In de ogen van de clochard was een lichte tinteling, wat bij de concierge niet het geval was, maar hij wist ook dat het maar heel weinig gescheeld had of meneer Bouvet was nogmaals vertrokken, was bij hem gekomen op de Place Maubert en de kaden.
Hij was als het ware de laatste schakel. De mensen in de voorste auto's, die men zelfs niet meer zag, vertegenwoordigden allen een tijd die voorbij, bijna vergeten was, en zij ontleenden hun belang alleen maar aan de papieren die ze bezaten.

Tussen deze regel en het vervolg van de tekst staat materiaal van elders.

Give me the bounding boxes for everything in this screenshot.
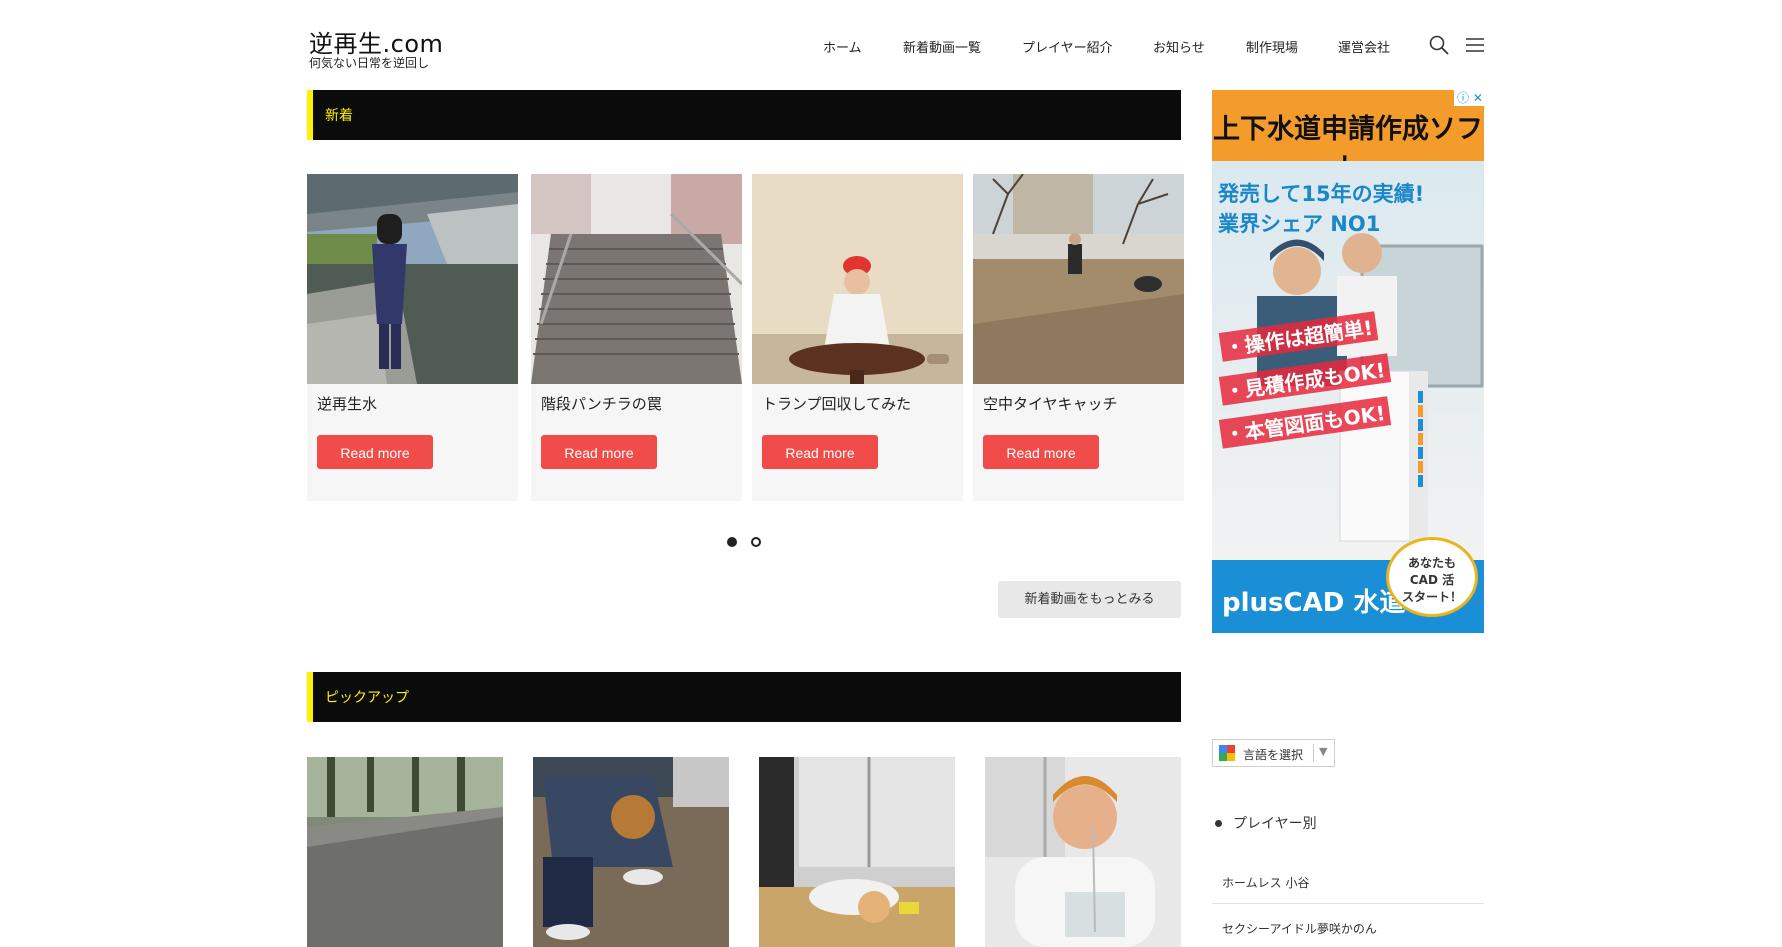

Voelde juffrouw Blanche dat? Begreep ze dat ze een plaats innam die haar niet toebehoorde, dat ook zij hoogstens in een der wagens van het verre verleden had mogen zitten?
Tranen welden in haar ogen terwijl de bewegingen van de auto haar grote bleke gezicht deden schudden,en de trouwhartige Professor glimlachte vriendelijk tegen haar.
-Ach, kom! Ik weet zeker dat hij u ook mee had willen hebben. En ik kende hem goed.
Mevrouw Jeanne aarzelde nauwelijks een seconde, haalde haar zakdoek uit haar tas, want ze kon geen tranen zien zonder dat haar ogen vochtig werden, en zei met een hese stem:-Daar ben ik ook van overtuigd.
Een rode vrachtwagen reed hen voorbij, schoof in de file en bijna tot het kerkhof toe, waar de absoute in de kapel zou plaats vinden, bleef de laatste auto gescheiden van de andere, alsof die niet bij dezelfde begrafenis hoorde.